Elle coupa la communication sans lui laisser le temps de répondre. Jonathan se dirigea vers le petit bureau, prit l’enveloppe et déplia le plan. Il réserva un véhicule pour le lendemain auprès de la réception de l’hôtel et en profita pour demander si aucune télécopie n’était arrivée pour lui. Le concierge répondit qu’une certaine Anna Valton avait cherché à le joindre dans l’après-midi, le seul message qu’elle avait laissé était de le prévenir de son appel. Jonathan haussa les épaules et raccrocha.

Le sommeil l’emporta dès qu’il fut couché et sa nuit fut tourmentée par un rêve étrange. Il déambulait à cheval sur les pavés glissants d’un vieux quartier de Londres. Avançant au pas, il détaillait les passants qui se bousculaient devant une maison dans une grande agitation. Tous portaient un habit d’un autre temps. Pour échapper à la foule qui se massait autour de lui, il se lançait au galop.

Au bout, la ruelle débouchait sur un paysage de campagne. Il ralentit au trot en pénétrant une allée bordée de grands arbres. Une femme qui chevauchait à ses côtés le rejoignit par sa droite. Une pluie fine se mit à tomber. « Vite, vite, dépêchez-vous », supplia-t-elle en relançant sa monture au grand galop.

*

Le réveil téléphoné qu’il avait commandé la veille le tira de son songe. Il quitta l’hôtel Dorchester au volant d’une voiture de location et prit l’autoroute par l’est de la ville. Suivant à la lettre les indications données par l’itinéraire de Clara, il emprunta une bretelle de sortie cent kilomètres plus loin. Une demi-heure plus tard, il naviguait sur une petite route de campagne, se remémorant sans cesse qu’en Angleterre il lui fallait tenir sa gauche. De longues barrières en bois bordaient de vastes plaines. Il repéra la fourche marquée sur le plan et plus loin la taverne qu’elle avait indiquée. Deux virages plus tard, il prit un petit sentier qui s’enfonçait dans la forêt épaisse. Les nids-de-poule ballottaient son véhicule, il ne ralentit pas son allure. Il entraînait dans son sillage de vastes gerbes de boue qui éclaboussaient les bas-côtés, ce qui n’était pas sans l’amuser. Puis le petit chemin s’éclaira sous une rangée de grands arbres. Il s’arrêta devant une grille en fer forgé. De l’autre côté de l’imposant portail, un chemin de graviers dessinait une courbe qui bordait à cent mètres un ravissant manoir anglais. Trois longues marches de pierre cernaient les pourtours de l’esplanade, au-devant de la demeure. Deux grandes portes vitrées encadraient, de chaque côté, l’entrée principale. Clara, en imperméable léger, tenait un sécateur à la main. Elle se dirigea vers un rosier qui grimpait le long du mur et en tailla quelques fleurs aux tonalités blanches. Elle coupa les tiges, huma les corolles, et commença à composer un bouquet. Elle était d’une beauté éblouissante. Le soleil qui jouait à cache-cache perça la fine couche de nuages. Clara laissa aussitôt glisser son imperméable à terre. Le tee-shirt blanc qui la serrait au corps découvrait ses épaules, soulignant ses formes.

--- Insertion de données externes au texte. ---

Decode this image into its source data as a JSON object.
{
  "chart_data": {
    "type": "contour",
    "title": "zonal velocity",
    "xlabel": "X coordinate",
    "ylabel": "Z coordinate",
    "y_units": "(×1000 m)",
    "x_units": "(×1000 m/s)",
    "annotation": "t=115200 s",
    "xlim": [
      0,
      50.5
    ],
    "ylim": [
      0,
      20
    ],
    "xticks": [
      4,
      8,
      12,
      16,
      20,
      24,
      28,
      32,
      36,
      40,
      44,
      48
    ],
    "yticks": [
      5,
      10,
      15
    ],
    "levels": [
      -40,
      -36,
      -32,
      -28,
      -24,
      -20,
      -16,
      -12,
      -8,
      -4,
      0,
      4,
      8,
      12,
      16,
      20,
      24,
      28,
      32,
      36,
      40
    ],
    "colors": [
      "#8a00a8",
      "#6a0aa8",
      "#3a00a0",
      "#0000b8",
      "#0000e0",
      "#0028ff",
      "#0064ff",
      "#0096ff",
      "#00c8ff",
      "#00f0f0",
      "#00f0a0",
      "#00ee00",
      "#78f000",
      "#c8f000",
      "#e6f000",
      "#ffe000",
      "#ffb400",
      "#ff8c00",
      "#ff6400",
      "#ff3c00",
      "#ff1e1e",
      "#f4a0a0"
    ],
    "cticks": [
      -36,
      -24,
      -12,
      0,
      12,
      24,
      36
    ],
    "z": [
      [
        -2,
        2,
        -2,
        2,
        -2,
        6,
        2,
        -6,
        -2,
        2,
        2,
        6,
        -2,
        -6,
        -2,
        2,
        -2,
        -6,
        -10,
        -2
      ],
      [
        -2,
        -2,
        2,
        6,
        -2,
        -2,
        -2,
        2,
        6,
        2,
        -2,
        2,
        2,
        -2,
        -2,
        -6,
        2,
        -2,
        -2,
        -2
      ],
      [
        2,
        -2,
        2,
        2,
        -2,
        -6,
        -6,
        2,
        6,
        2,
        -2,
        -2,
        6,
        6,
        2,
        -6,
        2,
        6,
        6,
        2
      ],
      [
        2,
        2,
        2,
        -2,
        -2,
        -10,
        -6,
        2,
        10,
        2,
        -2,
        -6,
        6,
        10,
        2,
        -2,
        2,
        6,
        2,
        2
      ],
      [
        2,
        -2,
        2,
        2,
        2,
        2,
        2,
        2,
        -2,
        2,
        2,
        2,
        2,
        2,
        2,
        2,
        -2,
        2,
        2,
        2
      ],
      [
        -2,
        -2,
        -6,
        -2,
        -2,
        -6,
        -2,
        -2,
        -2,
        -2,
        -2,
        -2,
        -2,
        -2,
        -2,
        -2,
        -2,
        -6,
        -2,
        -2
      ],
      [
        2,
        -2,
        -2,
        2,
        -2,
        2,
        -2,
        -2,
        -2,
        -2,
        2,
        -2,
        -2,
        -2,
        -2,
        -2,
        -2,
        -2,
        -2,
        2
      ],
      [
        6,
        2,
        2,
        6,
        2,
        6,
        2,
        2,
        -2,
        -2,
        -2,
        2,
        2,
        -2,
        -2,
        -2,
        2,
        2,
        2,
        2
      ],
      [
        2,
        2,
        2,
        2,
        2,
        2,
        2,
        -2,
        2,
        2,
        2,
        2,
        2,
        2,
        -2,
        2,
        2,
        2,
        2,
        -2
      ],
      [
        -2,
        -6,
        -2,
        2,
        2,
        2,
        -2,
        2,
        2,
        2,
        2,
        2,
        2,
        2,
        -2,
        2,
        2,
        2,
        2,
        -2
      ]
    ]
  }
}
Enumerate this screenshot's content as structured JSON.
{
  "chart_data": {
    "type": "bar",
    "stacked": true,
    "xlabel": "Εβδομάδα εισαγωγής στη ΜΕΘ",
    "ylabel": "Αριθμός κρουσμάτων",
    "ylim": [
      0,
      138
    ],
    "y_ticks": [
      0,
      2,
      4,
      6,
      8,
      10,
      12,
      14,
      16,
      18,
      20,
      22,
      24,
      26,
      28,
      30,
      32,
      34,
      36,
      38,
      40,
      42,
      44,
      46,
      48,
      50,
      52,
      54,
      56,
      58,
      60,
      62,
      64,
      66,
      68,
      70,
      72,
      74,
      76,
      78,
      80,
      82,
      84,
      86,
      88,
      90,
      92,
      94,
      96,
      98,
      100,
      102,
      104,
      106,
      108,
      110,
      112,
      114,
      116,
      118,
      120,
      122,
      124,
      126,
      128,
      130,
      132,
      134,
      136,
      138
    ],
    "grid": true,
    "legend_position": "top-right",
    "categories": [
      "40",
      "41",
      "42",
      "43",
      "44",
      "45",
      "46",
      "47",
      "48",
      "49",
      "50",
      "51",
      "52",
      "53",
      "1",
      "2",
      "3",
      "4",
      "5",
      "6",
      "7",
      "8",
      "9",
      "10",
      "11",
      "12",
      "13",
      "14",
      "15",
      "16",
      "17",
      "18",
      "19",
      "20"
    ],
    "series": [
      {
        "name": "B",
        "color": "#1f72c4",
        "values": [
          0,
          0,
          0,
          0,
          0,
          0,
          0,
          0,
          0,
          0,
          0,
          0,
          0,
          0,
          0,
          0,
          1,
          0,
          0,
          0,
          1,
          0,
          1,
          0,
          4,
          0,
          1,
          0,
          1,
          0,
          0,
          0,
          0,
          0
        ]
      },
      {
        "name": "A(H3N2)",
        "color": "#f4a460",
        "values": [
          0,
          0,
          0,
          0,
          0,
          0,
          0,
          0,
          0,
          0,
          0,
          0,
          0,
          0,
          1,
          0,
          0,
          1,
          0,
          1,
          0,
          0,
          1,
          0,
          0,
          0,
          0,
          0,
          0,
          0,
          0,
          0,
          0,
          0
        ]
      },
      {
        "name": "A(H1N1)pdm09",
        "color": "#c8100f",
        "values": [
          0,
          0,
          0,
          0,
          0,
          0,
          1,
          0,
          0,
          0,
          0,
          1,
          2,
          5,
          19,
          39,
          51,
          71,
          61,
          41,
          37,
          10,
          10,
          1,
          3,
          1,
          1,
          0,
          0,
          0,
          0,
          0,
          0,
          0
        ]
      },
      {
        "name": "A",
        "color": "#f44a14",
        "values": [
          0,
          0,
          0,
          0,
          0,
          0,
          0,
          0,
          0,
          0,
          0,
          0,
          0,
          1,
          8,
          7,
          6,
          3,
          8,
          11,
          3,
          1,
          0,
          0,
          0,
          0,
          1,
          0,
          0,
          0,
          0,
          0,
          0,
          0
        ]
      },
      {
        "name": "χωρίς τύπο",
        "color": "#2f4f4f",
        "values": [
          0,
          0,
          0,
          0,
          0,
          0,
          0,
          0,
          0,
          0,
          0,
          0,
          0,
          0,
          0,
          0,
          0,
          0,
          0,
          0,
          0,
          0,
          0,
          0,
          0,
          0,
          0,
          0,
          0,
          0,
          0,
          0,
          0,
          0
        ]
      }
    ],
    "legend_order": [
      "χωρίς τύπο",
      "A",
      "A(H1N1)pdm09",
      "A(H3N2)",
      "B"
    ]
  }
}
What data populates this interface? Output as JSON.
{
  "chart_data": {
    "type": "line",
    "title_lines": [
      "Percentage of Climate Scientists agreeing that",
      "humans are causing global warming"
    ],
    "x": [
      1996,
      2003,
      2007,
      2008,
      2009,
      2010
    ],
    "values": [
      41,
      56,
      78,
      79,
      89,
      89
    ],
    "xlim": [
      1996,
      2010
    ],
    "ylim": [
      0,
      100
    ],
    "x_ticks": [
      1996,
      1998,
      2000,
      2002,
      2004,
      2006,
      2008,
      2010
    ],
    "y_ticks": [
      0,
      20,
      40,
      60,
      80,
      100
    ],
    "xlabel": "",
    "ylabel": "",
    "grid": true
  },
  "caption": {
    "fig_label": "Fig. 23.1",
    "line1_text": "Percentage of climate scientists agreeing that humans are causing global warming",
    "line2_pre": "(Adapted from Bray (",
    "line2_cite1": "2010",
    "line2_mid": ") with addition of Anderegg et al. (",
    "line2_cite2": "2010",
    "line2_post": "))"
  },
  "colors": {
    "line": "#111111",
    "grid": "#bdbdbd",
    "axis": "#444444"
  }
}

Jonathan sortit de la voiture. Quand il s’approcha de la grille, Clara entra à l’intérieur de la demeure. En poussant le portail de sa main gauche, il vit à son poignet la montre qu’Anna lui avait offerte le jour de leurs fiançailles. Devant lui, un rai de lumière dorée entra par la porte-fenêtre du manoir et se répandit sur les parquets blonds du salon. Jonathan resta un long moment immobile avant de prendre une décision dont il savait déjà combien elle lui coûterait. Il retourna sur ses pas, s’engouffra dans la voiture et enclencha la marche arrière. Sur la route qui le ramenait vers Londres, il tapa rageusement sur le volant. Il regarda l’heure au tableau de bord, prit son téléphone portable et appela Peter. Il l’informa qu’il le rejoignait directement à l’aéroport et le pria de prendre son bagage dans sa chambre, puis il contacta British Airways et confirma sa réservation.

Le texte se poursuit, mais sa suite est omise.